Brilliant red lights reached northern Greece
People in Bulgaria, Romania, Slovenia and even Central Macedonia in Greece witnessed the rare phenomenon, which scientists identify as an aurora borealis.
There are also photos of the phenomenon from the Ukraine, Turkey, Austria and Russia.
Rare phenomenon in parts of the Ukraine & throughout Russia
Germany also got a good showing over Munich, Berlin and Frankfurt, helped by clear skies. As did Austria, the Netherlands, England and Ireland.
An unusual sight: the northern lights viewed in Vienna, left, Munich, middle, & Ireland, right
Canada and and northern parts of the United States were also bathed in lights. Residents in Washington, northern Idaho, Montana, northern Wyoming, North Dakota, South Dakota, Minnesota, Wisconsin, northern Illinois, Michigan, parts of New York, Vermont, Virginia, New Hampshire and Maine had the chance to see the aurora. At least a faint glow reached as far south as Texas and North Carolina.

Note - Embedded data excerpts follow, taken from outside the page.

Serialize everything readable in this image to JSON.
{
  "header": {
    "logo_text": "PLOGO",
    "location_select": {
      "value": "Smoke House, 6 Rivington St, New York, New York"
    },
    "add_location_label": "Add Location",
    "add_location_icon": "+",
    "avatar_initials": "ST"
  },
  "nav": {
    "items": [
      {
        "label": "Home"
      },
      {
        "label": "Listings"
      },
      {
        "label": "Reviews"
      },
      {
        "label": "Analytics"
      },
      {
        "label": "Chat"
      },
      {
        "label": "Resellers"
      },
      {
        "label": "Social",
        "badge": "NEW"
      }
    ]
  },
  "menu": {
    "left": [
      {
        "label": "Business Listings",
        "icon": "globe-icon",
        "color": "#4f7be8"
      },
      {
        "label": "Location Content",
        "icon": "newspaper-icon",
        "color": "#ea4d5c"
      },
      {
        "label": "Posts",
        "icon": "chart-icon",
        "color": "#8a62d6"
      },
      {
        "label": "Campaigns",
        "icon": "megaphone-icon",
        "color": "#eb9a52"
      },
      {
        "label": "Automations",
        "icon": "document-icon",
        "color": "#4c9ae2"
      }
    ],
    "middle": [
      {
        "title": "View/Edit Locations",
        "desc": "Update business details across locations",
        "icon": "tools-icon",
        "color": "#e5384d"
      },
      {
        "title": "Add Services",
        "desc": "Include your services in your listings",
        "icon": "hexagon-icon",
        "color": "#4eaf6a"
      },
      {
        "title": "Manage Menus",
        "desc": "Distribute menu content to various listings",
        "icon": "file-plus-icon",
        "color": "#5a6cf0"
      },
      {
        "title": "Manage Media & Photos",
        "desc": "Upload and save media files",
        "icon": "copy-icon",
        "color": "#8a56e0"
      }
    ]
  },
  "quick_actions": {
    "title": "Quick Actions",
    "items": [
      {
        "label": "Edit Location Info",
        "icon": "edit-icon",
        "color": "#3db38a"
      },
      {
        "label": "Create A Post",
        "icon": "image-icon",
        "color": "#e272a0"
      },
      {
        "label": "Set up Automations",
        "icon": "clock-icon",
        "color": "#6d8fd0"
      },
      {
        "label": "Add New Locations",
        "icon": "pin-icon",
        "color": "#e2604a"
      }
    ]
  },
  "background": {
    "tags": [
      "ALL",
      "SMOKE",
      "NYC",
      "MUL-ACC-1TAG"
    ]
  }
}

Left to right, Glasgow, Montana; Milnocket, Maine; Rockbridge County, Virginia
In Western Australia, the lights danced for hours on end
The scientists have their technical explanations, of course. They identify it as a very strong geomagnetic storm, where bursts of plasma and energetic waves from the Sun crash into the Earth’s upper atmosphere.
But even with all their super-sophisticated equipment, they did not predict anything of this magnitude or intensity.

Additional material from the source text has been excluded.